Jamie Lee Curtis has won the Academy Award for Best Supporting Actress for her performance as an IRS auditor in Daniel Kwan and Daniel Scheinert’s genre-defying “Everything Everywhere All At Once.” For her performance in the year’s most nominated film, Curtis beat out her co-star Stephanie Hsu, as well as Angela Bassett (“Black Panther: Wakanda Forever”), Kerry Condon (“The Banshees of Inisherin”), and Hong Chau (“The Whale”) in what was a competitive Oscar field full of veteran favorites and exciting newcomers.
This is the first Oscar win and nomination for Curtis, whose long and prolific career began as the quintessential final girl. Until last year, she was best known for originating the role of Laurie Strode in the “Halloween” franchise, though she was also highly successful outside of horror in films like “Knives Out” (2019), “True Lies” (1994), “A Fish Called Wanda” (1988), and “Trading Places” (1983).
“I’ve met Deirdre,” Curtis told IndieWire of her “Everything Everywhere All at Once” character, Deirdre Beaubeirdre. “I know a couple of Deirdres. Three years ago, I was a 60-year-old woman who has had heartbreak, disappointment, been overlooked. I have felt abandoned. I have felt rejection. And I have been forgotten. I know what that feels like emotionally.”
Though she only has 17 minutes of screen time in the absurdist sci-fi comedy, Curtis made the biggest splash in the film’s most oddly grounded alternate universe, in which she and Michelle Yeoh play lesbian lovers with hot dogs for fingers. The ridiculous visual combined with the emotional drama of their fading love affair made for one of the more surreal cinematic inventions of the year. Recognizable and easy to execute, the hot dog fingers became a particularly popular halloween costume last year. Improbably, their relationship is one of the film’s most poignant storylines, which is a testament to Curtis and Yeoh’s performance.

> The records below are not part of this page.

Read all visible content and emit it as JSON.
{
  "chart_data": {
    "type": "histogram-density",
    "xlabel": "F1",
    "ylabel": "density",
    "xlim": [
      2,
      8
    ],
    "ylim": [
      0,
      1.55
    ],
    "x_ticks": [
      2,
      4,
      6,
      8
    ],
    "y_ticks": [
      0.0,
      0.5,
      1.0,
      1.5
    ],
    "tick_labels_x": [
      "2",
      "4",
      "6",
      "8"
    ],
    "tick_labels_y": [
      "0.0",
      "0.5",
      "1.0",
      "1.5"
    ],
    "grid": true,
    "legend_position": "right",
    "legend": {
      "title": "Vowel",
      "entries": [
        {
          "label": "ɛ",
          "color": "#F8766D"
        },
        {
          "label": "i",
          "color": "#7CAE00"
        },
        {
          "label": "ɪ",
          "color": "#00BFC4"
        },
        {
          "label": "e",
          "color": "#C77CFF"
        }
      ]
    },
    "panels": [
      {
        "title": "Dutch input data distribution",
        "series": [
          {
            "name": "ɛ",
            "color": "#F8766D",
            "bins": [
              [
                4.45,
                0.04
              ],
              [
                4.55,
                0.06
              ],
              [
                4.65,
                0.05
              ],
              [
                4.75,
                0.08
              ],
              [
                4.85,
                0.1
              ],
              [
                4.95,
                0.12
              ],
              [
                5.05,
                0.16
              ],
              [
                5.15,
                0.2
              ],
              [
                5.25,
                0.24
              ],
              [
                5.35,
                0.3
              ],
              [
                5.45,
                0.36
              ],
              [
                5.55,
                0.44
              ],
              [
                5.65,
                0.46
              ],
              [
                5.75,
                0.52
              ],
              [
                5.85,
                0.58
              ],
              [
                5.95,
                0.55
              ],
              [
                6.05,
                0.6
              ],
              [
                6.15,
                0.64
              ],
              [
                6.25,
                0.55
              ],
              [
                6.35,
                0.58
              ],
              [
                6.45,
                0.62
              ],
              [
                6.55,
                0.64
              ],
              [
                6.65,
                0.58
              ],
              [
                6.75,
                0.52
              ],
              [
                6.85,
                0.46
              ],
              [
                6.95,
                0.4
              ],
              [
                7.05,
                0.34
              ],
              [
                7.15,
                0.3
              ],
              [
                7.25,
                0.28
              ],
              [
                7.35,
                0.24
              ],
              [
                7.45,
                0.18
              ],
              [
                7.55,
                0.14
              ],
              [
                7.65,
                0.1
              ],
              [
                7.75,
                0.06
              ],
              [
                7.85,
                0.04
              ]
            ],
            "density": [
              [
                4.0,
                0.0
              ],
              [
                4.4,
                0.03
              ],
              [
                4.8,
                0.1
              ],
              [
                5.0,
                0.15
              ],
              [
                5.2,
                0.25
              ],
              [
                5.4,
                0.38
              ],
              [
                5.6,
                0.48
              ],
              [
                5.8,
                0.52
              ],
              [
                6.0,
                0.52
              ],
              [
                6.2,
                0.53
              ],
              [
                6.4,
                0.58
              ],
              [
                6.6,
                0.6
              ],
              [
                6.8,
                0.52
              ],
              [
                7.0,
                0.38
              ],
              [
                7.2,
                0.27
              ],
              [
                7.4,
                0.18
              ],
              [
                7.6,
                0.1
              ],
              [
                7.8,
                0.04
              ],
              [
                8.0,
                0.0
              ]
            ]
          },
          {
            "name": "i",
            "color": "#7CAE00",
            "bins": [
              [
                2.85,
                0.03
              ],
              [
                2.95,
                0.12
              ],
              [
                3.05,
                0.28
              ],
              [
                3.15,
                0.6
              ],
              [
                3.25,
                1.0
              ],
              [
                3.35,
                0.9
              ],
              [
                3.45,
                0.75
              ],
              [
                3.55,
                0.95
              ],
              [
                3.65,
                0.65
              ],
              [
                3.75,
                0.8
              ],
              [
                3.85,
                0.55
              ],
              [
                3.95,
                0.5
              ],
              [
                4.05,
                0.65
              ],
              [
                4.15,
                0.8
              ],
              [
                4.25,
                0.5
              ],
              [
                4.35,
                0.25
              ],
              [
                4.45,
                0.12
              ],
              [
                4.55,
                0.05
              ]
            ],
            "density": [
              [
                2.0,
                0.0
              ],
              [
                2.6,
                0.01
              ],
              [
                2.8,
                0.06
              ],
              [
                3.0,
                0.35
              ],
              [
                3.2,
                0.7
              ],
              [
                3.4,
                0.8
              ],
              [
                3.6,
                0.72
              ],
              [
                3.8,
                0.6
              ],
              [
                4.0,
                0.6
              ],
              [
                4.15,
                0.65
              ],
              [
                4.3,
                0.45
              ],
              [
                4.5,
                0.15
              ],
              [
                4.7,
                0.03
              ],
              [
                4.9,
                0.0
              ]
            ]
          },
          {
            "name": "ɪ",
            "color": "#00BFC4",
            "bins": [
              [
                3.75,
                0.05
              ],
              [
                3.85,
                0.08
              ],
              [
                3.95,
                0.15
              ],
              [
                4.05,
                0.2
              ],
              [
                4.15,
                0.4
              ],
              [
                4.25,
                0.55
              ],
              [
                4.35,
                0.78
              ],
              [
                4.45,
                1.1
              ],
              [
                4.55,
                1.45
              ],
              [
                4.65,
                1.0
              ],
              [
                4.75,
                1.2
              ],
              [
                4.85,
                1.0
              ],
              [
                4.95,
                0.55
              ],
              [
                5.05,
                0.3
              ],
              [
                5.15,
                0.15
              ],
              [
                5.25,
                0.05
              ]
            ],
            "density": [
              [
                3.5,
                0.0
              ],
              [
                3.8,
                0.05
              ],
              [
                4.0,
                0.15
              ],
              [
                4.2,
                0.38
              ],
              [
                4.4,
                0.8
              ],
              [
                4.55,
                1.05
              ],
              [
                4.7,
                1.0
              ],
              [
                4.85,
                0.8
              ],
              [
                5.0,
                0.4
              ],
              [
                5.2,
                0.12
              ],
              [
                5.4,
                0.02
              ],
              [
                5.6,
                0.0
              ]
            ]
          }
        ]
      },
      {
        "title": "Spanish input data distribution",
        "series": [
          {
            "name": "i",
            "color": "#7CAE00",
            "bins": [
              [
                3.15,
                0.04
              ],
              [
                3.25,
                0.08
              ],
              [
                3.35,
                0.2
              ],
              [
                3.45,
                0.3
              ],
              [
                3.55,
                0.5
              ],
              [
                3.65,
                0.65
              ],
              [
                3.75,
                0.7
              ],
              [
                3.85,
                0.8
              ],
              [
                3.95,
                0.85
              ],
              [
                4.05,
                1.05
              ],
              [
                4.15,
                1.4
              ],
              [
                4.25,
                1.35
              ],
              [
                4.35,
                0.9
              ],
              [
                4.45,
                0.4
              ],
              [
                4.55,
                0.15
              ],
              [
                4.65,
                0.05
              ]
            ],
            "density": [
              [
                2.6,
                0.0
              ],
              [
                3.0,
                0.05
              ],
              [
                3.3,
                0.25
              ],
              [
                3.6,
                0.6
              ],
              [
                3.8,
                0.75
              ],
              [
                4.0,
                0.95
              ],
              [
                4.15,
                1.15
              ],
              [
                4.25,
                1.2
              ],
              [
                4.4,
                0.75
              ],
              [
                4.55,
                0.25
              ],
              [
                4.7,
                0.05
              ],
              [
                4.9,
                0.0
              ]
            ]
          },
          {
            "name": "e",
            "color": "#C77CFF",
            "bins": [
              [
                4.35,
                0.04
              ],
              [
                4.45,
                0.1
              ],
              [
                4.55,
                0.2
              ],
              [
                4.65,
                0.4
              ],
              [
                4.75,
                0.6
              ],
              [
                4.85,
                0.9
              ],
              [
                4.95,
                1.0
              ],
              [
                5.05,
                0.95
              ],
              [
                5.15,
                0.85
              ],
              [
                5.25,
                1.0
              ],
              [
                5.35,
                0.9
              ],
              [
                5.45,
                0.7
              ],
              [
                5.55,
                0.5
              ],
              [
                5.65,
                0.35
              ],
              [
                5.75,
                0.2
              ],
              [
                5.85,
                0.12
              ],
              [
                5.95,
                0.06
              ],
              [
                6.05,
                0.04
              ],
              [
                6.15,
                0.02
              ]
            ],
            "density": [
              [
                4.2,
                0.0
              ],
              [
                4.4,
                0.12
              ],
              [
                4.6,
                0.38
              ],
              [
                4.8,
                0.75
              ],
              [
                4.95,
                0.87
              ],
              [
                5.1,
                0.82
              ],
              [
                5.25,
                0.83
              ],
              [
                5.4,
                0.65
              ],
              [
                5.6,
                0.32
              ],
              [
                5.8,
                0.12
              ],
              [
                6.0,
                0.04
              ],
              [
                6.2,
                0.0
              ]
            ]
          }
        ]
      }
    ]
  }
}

“The moment with Michelle [Yeoh] in the hot dog universe on the page reads in a way as being absurd. As Michelle and I created this world together quickly, the improvisation that came out of it was the breakup, the heartbreak of breaking up with someone, regardless of the fact that you have hotdog hands so you have to pull your suitcases with your feet,” said Curtis. “All of that awful aspect of the breakup became this rich and fertile emotional soil. And Michelle went there. I went there. It became incredibly poignant.”
As the daughter of Tony Curtis and Janet Leigh, Curtis has long been considered Hollywood royalty.
“Now I got lucky,” she said. “I have beautiful genetics. My mother: gorgeous woman, my father was very handsome. And I have nice skin, but I knew that I would never become a ‘cosmeceutical’ person. I am not going to advertise that ‘if you do this, you will look different and feel different.’ That’s just not going to be my path.”
With her dowdy grey bob and mustard turtleneck sweater vest, Deirdre is a far cry from the aging gracefully image most actresses try to cultivate. But that didn’t intimidate Curtis, a consummate professional who gladly exposed what she needed for the character to feel natural.
“I’m not sucking my stomach in,” she said. “But I’m not not sucking my stomach in. This is what it looks like. And I worked out this morning. I’m 64. But my point is this, I am not fat shaming. I’m saying that for most people who sit at a desk all day long that’s what it looks like. No, I didn’t stick it out. I just relaxed. I relaxed my stomach. And if I relax it today, I’m not pushing, I’m just relaxing. I’m not doing what we all do 90% of the time, which is is clench ourselves.”
Of the races leading up to the Oscars, Curtis was popular with her fellow actors, taking home the Screen Actors Guild Award for Best Supporting Actress. Aside from having a stellar reputation for being lovely to work with, Curtis has long been respected as an outspoken advocate for trans rights and gender parity in Hollywood. With her first Oscar win, she seals her fate as a major acting talent who stands on her own.
“Being on set is very, very involved. I ask a lot of questions. I watch how people use the camera: angles, lenses. I felt the depth of it all. The first time I started speaking as Deirdre, I knew she sounded like a combination of Fauci and Bernie Sanders. I knew she wasn’t from LA. It wasn’t heavy handed. There was just a relaxing of my jaw a little bit and nobody said anything. So I just kept doing it.”